Light, sweet crude oil futures for July delivery settled $1.23, or 1.9%, higher at $66.31 a barrel, the most since Nov. 5. Prices gained 8.6% or $5.26 a barrel in the last five trading days.
Front-month crude prices rose $15.19 a barrel, or 29.7%, in May. That’s the biggest dollar rise for any contract since Nymex crude trading began in 1983 and the largest percentage gain in any month since March 1999.
The July ICE Brent crude futures settled at $64.39, up $1.13 or 1.75%.
Saudi Arabia’s view that the global economy can handle oil prices above $75 a barrel and its hope that they reach that level by year-end added fuel to the market’s fire.
Ali Naimi, oil minister of the world’s largest oil exporter, said at OPEC talks this week that he sees signs of economic recovery and higher oil demand, especially in Asia.

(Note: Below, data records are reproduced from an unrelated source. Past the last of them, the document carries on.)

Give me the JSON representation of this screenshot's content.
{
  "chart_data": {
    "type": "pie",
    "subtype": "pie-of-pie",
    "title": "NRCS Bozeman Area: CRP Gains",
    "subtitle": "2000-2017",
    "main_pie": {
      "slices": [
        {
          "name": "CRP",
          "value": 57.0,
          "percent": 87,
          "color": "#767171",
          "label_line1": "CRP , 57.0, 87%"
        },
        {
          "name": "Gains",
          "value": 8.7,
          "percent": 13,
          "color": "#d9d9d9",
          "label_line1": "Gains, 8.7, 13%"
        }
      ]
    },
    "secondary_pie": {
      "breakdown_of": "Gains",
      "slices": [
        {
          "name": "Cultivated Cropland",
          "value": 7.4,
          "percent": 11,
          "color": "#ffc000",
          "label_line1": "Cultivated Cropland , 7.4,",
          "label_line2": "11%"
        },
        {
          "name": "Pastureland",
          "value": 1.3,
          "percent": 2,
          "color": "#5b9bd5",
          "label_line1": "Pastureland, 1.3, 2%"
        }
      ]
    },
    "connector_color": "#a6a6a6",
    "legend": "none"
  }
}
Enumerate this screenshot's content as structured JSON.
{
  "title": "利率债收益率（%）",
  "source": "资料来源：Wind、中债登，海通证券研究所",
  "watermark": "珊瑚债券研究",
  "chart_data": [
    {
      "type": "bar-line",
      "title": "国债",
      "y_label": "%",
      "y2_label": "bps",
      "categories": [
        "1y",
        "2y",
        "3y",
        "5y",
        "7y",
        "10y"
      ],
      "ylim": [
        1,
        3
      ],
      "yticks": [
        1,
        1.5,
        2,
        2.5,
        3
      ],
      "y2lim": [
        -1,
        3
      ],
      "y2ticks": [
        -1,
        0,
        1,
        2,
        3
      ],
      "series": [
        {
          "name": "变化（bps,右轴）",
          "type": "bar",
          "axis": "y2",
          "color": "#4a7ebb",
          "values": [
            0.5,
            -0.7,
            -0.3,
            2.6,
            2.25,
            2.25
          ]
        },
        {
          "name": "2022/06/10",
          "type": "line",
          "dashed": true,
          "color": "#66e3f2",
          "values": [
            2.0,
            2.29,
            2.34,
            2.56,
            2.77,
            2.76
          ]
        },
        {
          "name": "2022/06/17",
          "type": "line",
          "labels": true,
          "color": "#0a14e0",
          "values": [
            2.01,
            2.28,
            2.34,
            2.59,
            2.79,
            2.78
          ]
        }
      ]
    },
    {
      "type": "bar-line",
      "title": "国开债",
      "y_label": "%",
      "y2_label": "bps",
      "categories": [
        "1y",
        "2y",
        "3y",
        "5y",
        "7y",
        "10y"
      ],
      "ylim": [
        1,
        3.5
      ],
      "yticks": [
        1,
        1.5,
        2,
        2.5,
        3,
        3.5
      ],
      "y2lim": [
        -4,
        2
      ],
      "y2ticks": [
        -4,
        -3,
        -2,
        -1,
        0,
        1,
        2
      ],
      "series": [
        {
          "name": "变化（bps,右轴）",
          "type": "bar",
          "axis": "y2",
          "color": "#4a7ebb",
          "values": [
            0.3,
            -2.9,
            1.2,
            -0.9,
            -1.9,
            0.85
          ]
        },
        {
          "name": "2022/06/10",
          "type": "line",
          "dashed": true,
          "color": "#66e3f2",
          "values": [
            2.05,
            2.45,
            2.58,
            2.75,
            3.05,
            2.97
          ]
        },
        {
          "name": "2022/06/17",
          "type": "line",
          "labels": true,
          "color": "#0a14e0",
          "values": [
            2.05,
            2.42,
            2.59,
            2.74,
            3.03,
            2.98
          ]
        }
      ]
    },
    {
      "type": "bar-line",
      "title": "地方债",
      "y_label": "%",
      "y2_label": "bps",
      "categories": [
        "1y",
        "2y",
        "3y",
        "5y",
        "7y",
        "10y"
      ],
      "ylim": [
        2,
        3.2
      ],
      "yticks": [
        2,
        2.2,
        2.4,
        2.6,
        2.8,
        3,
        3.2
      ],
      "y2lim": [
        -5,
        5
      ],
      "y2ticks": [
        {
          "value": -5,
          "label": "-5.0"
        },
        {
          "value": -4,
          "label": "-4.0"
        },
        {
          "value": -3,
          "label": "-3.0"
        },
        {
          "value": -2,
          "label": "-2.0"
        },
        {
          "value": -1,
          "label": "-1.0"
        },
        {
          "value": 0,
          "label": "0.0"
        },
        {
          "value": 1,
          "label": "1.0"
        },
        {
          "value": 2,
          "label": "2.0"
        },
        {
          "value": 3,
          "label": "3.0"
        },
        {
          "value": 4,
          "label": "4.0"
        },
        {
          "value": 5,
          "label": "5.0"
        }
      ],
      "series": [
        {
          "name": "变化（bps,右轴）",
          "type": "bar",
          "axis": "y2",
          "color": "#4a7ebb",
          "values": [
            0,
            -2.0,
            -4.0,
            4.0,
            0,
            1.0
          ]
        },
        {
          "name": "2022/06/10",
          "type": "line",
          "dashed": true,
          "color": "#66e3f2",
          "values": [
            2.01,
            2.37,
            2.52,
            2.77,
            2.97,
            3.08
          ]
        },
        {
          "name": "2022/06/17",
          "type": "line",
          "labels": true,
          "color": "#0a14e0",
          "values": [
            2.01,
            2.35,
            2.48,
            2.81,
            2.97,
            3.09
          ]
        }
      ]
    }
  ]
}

That plays into the view of commodity fund investors who have invested heavily in the energy market in recent weeks, keeping a rally percolating that has doubled crude prices since the low of $32.70 on Jan. 20.

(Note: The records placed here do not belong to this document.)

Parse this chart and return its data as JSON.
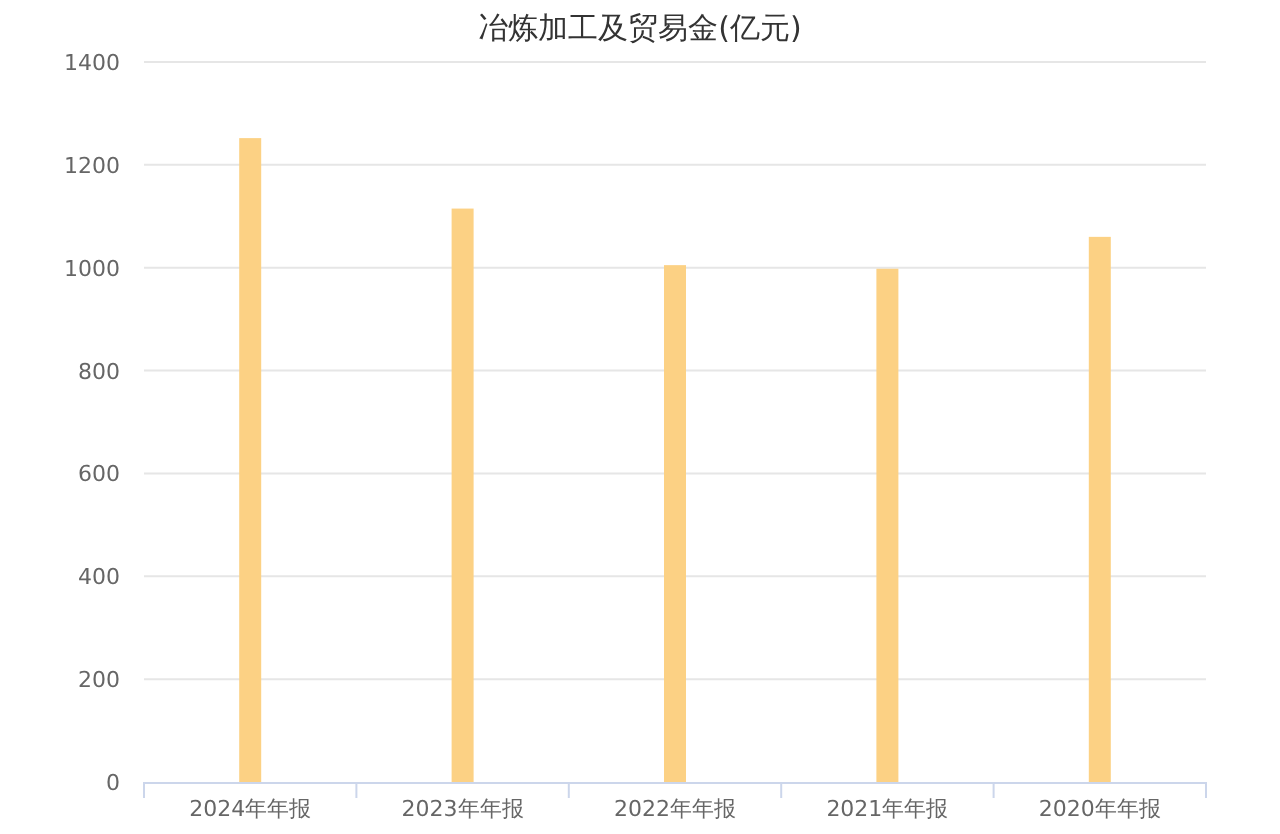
{
  "chart_data": {
    "type": "bar",
    "title": "冶炼加工及贸易金(亿元)",
    "categories": [
      "2024年年报",
      "2023年年报",
      "2022年年报",
      "2021年年报",
      "2020年年报"
    ],
    "values": [
      1252,
      1115,
      1005,
      998,
      1060
    ],
    "color": "#fcd184",
    "ylim": [
      0,
      1400
    ],
    "yticks": [
      0,
      200,
      400,
      600,
      800,
      1000,
      1200,
      1400
    ],
    "grid": "y"
  }
}
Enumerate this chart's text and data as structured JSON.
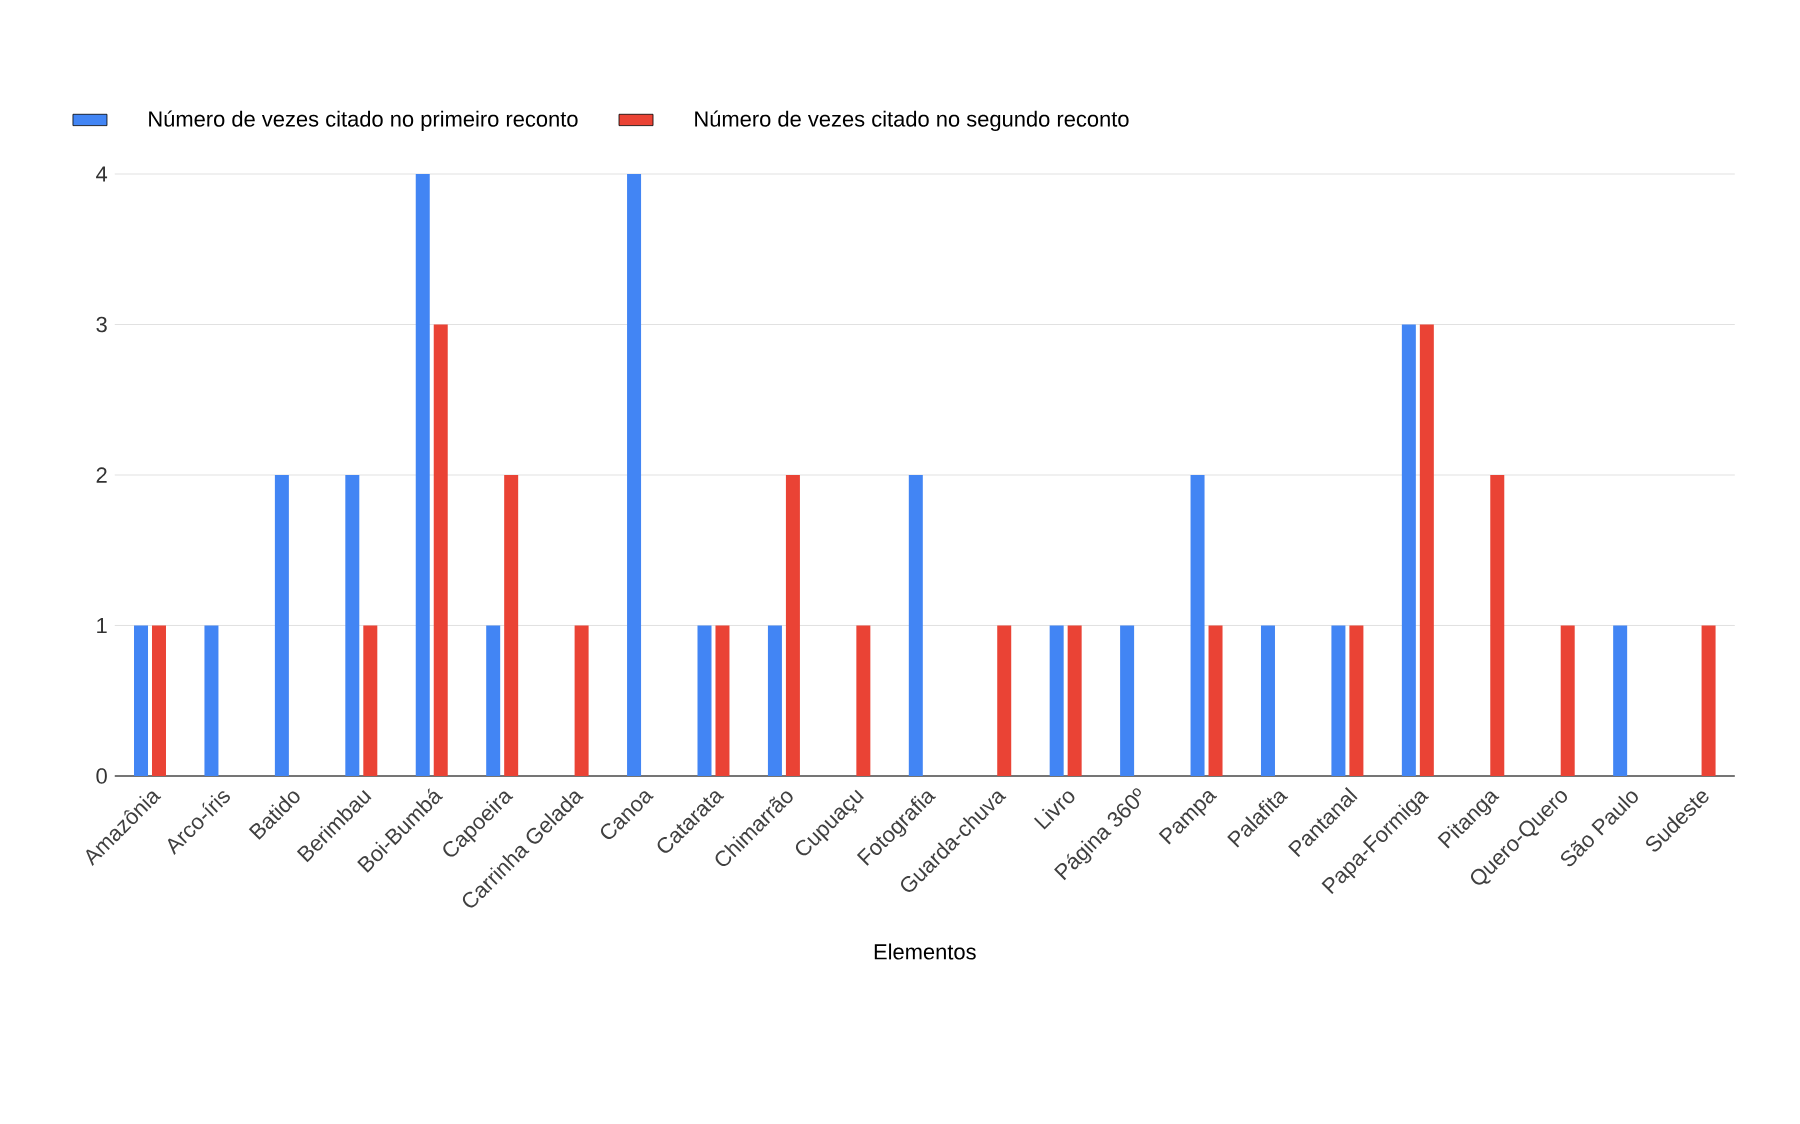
{
  "chart_data": {
    "type": "bar",
    "xlabel": "Elementos",
    "categories": [
      "Amazônia",
      "Arco-íris",
      "Batido",
      "Berimbau",
      "Boi-Bumbá",
      "Capoeira",
      "Carrinha Gelada",
      "Canoa",
      "Catarata",
      "Chimarrão",
      "Cupuaçu",
      "Fotografia",
      "Guarda-chuva",
      "Livro",
      "Página 360º",
      "Pampa",
      "Palafita",
      "Pantanal",
      "Papa-Formiga",
      "Pitanga",
      "Quero-Quero",
      "São Paulo",
      "Sudeste"
    ],
    "series": [
      {
        "name": "Número de vezes citado no primeiro reconto",
        "color": "#4285f4",
        "values": [
          1,
          1,
          2,
          2,
          4,
          1,
          0,
          4,
          1,
          1,
          0,
          2,
          0,
          1,
          1,
          2,
          1,
          1,
          3,
          0,
          0,
          1,
          0
        ]
      },
      {
        "name": "Número de vezes citado no segundo reconto",
        "color": "#ea4335",
        "values": [
          1,
          0,
          0,
          1,
          3,
          2,
          1,
          0,
          1,
          2,
          1,
          0,
          1,
          1,
          0,
          1,
          0,
          1,
          3,
          2,
          1,
          0,
          1
        ]
      }
    ],
    "ylim": [
      0,
      4
    ],
    "yticks": [
      0,
      1,
      2,
      3,
      4
    ],
    "grid": "y",
    "legend": "top left"
  }
}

U.S. crude oil inventories have dropped by more than 12 million barrels in the past three weeks, raising hopes that the highest inventories since September 1990 will continue to be pared amid stepped-up refinery runs in response to rising gasoline demand.
In the week before the May 25 Memorial Day holiday that kicks off the summer driving season, U.S. gasoline demand jumped 3.5% to its highest level since Aug. 31, 2007, data from the Energy Information Administration showed.

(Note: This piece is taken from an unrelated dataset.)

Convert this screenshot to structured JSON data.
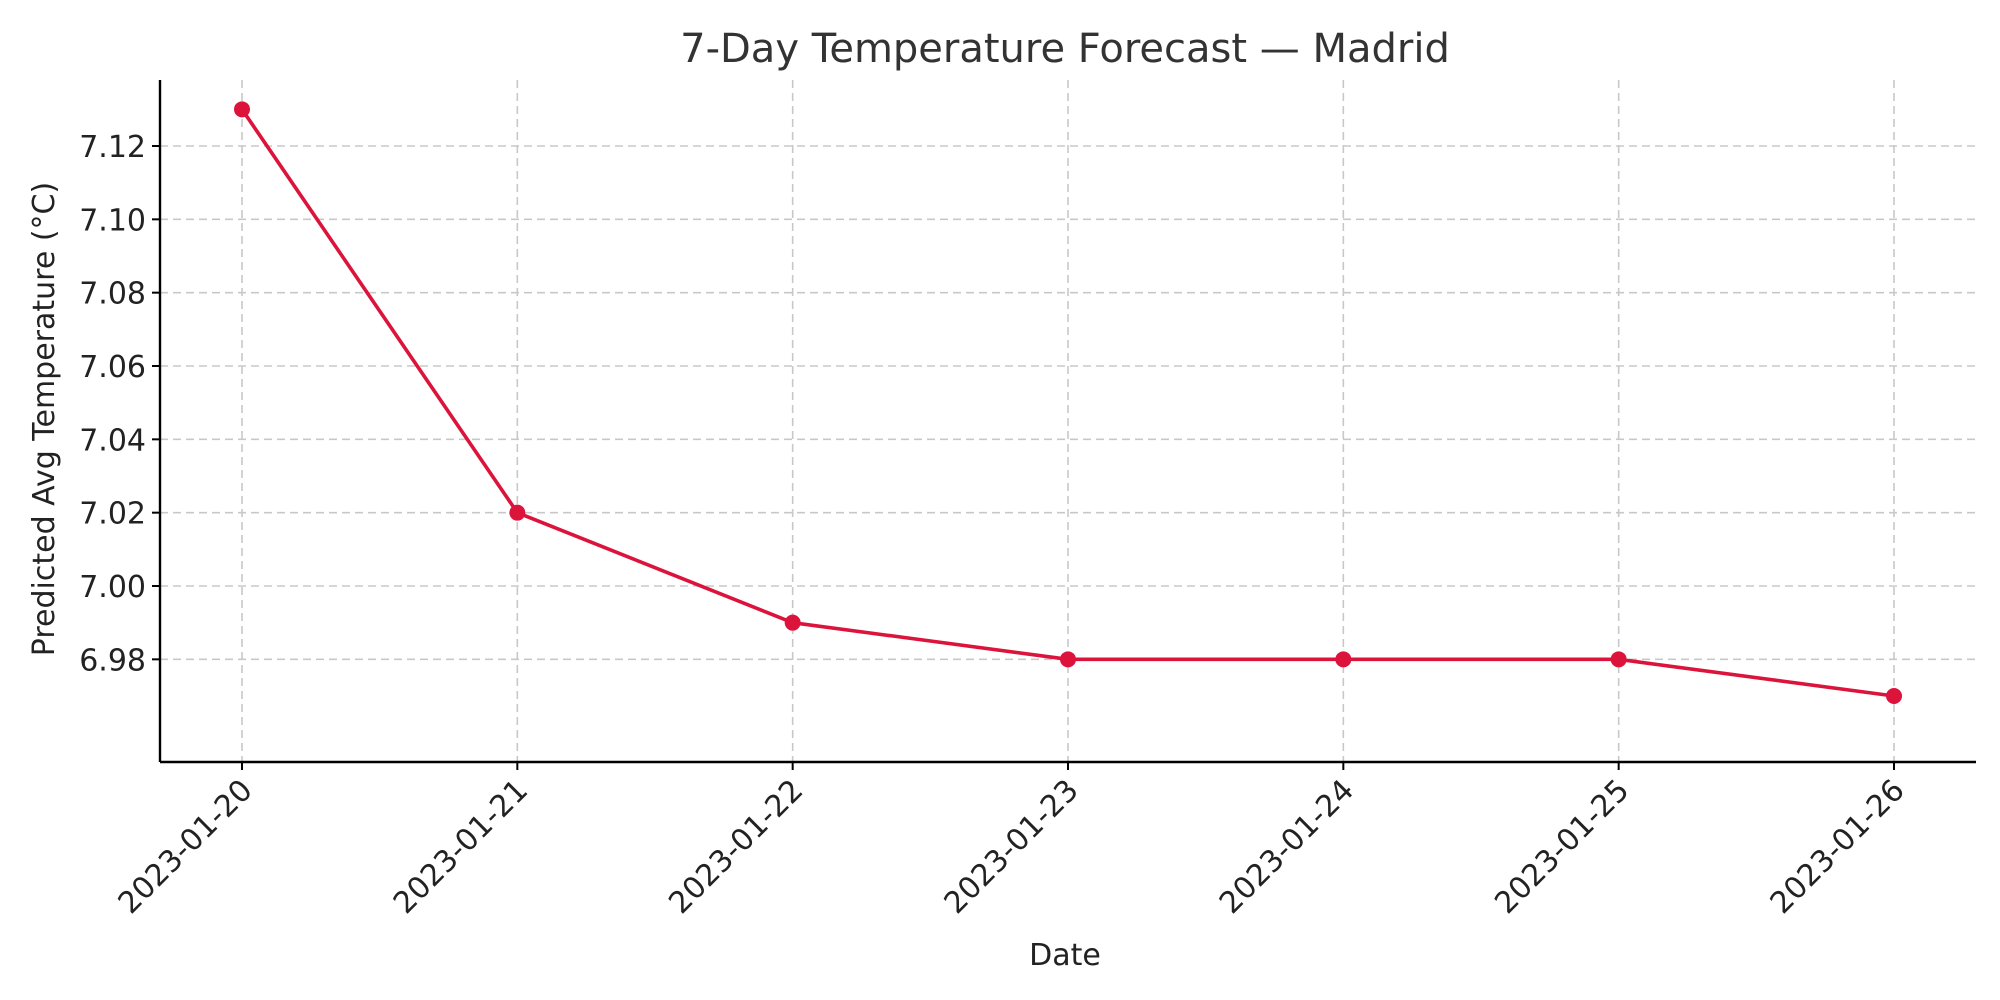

Market participants said they’ll be looking for further signs in coming weeks of persistent strength in oil demand in the U.S. and abroad.
Heating oil futures prices were especially strong Friday on hopes that a recovery in Asian demand for distillate fuel will trigger higher exports and slash a huge overhang in the U.S. market well ahead of the winter season.
"The Saudi talk certainly has kept us on bull mode," said Tony Rosado, a broker with GA Global Markets in New York.
Gene McGillian, analyst at Tradition Energy in Stamford, Conn., said he believes crude can climb to $70 to $72 a barrel soon before it will need to see further improvements in supply and demand to rise further. Prices could slide to $60 without follow-through signs of an improving outlook, he said. But he doubts that fund investors would bail out and push prices down to $50 a barrel.
RBOB gasoline futures for June delivery, expired at the settlement at $1.9310 a gallon, up 1%, or 2.05 cents, and the highest price since Oct. 9. June gasoline rose 45.68c in the month, or 31%. That’s the biggest penny-for-penny rise since May 2008 and the largest percentage rise since March 2006.
June heating oil futures expired at $1.6419 a gallon, up 4.05 cents, or 2.5%, and the highest level since Nov. 28. June heating oil rose 32.72c, or 24.89% in the month. That’s the biggest penny-for-penny rise since May 2008 and the largest percentage gain since August 2005.